The imbalance between claimants and defendants is further emphasized by placing defendants in a weaker bargaining position. Defendants need to act as if the registered claimants have already brought their claims, by checking all registered claims in order to evaluate risks. This task is made more difficult by the fact that the registered claims will only contain short statements; not enough for defendants to make a full evaluation of the merits of the individual claims.
Another important change made by the recent reforms concerns the regulation of settlements in the KapMuG. Until now a settlement was only possible if all parties agreed to the settlement; a requirement that was near-impossible to fulfil. Now, however, the Higher Regional Court must accept the settlement before it becomes effective. Once the settlement has been accepted, it binds all parties to the model case proceedings. Parties can decide to opt-out of a settlement, but must do so within a month of the Higher Regional Court's decision. A maximum of 30 percent of claimants can use their opt-out rights and withdraw from the settlement otherwise the settlement will be rendered ineffective.
The worry for defendants is that, if too many claimants opt-out, they cannot treat a settlement as the definitive end to a dispute. These claimants may decide to register again and bring a claim leading to another identical model case proceeding for the claimant. It will therefore only be advisable for defendants to settle when the effectiveness thereof will be high and will reach a high proportion of registered claimants.
What does the future hold?
The new KapMuG has been limited to the next eight years, and expires on 1 November 2020. This time around the trial period serves as a time of assessment and reflection. It can be expected that by 2020 the legislature will have decided whether or not to fully introduce model case procedures into the German law on civil procedure.

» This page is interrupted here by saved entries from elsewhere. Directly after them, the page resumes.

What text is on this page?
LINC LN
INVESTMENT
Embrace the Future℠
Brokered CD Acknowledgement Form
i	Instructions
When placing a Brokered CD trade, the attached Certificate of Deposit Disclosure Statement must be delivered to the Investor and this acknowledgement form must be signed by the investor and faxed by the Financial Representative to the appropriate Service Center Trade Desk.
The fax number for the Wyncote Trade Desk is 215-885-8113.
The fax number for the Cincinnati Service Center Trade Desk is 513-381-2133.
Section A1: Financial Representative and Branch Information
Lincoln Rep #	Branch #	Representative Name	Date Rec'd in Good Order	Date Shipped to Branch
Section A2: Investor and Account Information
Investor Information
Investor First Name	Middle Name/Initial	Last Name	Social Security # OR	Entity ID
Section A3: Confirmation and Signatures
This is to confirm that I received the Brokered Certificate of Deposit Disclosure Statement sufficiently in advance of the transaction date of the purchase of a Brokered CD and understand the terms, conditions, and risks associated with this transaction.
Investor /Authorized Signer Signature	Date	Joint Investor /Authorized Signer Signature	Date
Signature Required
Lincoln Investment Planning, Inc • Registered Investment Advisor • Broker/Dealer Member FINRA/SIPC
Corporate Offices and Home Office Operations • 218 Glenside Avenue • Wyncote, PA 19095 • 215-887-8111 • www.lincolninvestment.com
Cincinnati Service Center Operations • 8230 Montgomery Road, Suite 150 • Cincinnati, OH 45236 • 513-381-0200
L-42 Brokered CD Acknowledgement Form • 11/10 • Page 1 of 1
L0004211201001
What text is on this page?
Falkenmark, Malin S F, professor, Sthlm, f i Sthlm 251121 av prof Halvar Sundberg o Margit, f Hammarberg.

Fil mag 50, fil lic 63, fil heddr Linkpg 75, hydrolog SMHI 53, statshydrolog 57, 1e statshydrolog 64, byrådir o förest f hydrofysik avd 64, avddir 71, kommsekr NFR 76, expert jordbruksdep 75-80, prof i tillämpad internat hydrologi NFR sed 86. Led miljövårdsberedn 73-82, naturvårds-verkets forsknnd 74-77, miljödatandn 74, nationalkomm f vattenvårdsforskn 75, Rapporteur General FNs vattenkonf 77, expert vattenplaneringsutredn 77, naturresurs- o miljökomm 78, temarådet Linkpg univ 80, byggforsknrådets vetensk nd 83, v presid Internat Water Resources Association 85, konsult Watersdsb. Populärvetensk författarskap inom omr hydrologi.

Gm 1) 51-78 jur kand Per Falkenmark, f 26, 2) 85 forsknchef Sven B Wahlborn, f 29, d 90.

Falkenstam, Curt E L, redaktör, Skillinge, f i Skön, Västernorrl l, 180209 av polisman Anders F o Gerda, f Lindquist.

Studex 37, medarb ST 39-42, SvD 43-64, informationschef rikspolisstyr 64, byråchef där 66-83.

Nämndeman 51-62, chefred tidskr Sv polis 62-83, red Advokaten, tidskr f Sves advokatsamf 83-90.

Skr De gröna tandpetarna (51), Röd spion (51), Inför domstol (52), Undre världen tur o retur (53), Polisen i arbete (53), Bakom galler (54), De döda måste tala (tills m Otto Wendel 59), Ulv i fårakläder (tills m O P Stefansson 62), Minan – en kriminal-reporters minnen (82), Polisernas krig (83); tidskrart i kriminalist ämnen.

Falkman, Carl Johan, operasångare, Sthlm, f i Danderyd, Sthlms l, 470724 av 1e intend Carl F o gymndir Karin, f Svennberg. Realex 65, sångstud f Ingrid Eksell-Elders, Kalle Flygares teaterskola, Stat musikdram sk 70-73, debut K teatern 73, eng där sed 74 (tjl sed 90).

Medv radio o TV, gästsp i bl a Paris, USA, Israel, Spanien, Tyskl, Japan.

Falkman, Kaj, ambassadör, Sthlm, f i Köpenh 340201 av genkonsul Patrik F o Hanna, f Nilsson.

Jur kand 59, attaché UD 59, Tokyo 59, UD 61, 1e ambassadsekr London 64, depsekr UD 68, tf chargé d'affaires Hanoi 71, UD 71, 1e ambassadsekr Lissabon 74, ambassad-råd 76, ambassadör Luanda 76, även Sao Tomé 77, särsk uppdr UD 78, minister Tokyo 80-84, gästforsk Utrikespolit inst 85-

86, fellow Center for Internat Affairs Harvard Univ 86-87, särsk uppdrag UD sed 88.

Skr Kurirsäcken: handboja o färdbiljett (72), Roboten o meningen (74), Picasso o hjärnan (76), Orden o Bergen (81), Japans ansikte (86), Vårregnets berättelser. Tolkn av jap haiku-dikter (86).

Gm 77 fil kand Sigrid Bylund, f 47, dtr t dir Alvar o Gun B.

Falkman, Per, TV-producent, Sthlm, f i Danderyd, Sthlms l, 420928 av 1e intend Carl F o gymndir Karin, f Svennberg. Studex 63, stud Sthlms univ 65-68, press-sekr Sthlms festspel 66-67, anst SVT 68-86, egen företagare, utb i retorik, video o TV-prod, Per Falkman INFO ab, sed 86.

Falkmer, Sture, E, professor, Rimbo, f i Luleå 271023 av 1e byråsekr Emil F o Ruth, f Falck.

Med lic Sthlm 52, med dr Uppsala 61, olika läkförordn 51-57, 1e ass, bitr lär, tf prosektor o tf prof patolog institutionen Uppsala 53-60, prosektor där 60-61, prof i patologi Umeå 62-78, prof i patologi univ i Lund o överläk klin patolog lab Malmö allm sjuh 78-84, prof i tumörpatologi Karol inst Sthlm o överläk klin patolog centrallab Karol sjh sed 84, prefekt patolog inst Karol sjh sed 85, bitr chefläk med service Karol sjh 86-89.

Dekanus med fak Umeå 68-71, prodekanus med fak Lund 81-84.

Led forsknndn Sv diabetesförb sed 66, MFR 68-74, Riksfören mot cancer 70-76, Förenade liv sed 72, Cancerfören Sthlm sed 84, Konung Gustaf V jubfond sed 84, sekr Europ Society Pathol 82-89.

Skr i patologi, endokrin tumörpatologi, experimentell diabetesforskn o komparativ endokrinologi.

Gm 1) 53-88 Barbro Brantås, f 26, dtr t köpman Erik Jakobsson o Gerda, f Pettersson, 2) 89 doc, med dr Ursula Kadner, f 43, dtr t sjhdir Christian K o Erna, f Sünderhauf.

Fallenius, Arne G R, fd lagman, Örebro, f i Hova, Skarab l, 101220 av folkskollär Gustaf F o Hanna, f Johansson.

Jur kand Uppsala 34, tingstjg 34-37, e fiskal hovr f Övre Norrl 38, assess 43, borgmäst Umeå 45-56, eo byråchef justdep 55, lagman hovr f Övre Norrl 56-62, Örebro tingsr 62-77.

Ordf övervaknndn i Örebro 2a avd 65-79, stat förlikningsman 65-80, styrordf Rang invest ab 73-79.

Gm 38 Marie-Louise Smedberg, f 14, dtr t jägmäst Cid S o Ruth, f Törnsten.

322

The report by the Frankfurt School of Finance & Management in 2009 stated that the benchmark for extending the scope of the KapMuG would be merely the question whether a cause of action is, at least partly, based on "generalisable" legal pre-requisites. They argued in particular that this allegedly applies best to product liability cases, where a product defect would easily be considered "generalisable". Whether such a development will occur in the future remains to be seen. What can be said with certainty is that the overall trend is moving towards a more claimant-friendly environment. The recent reforms are a further step in that direction.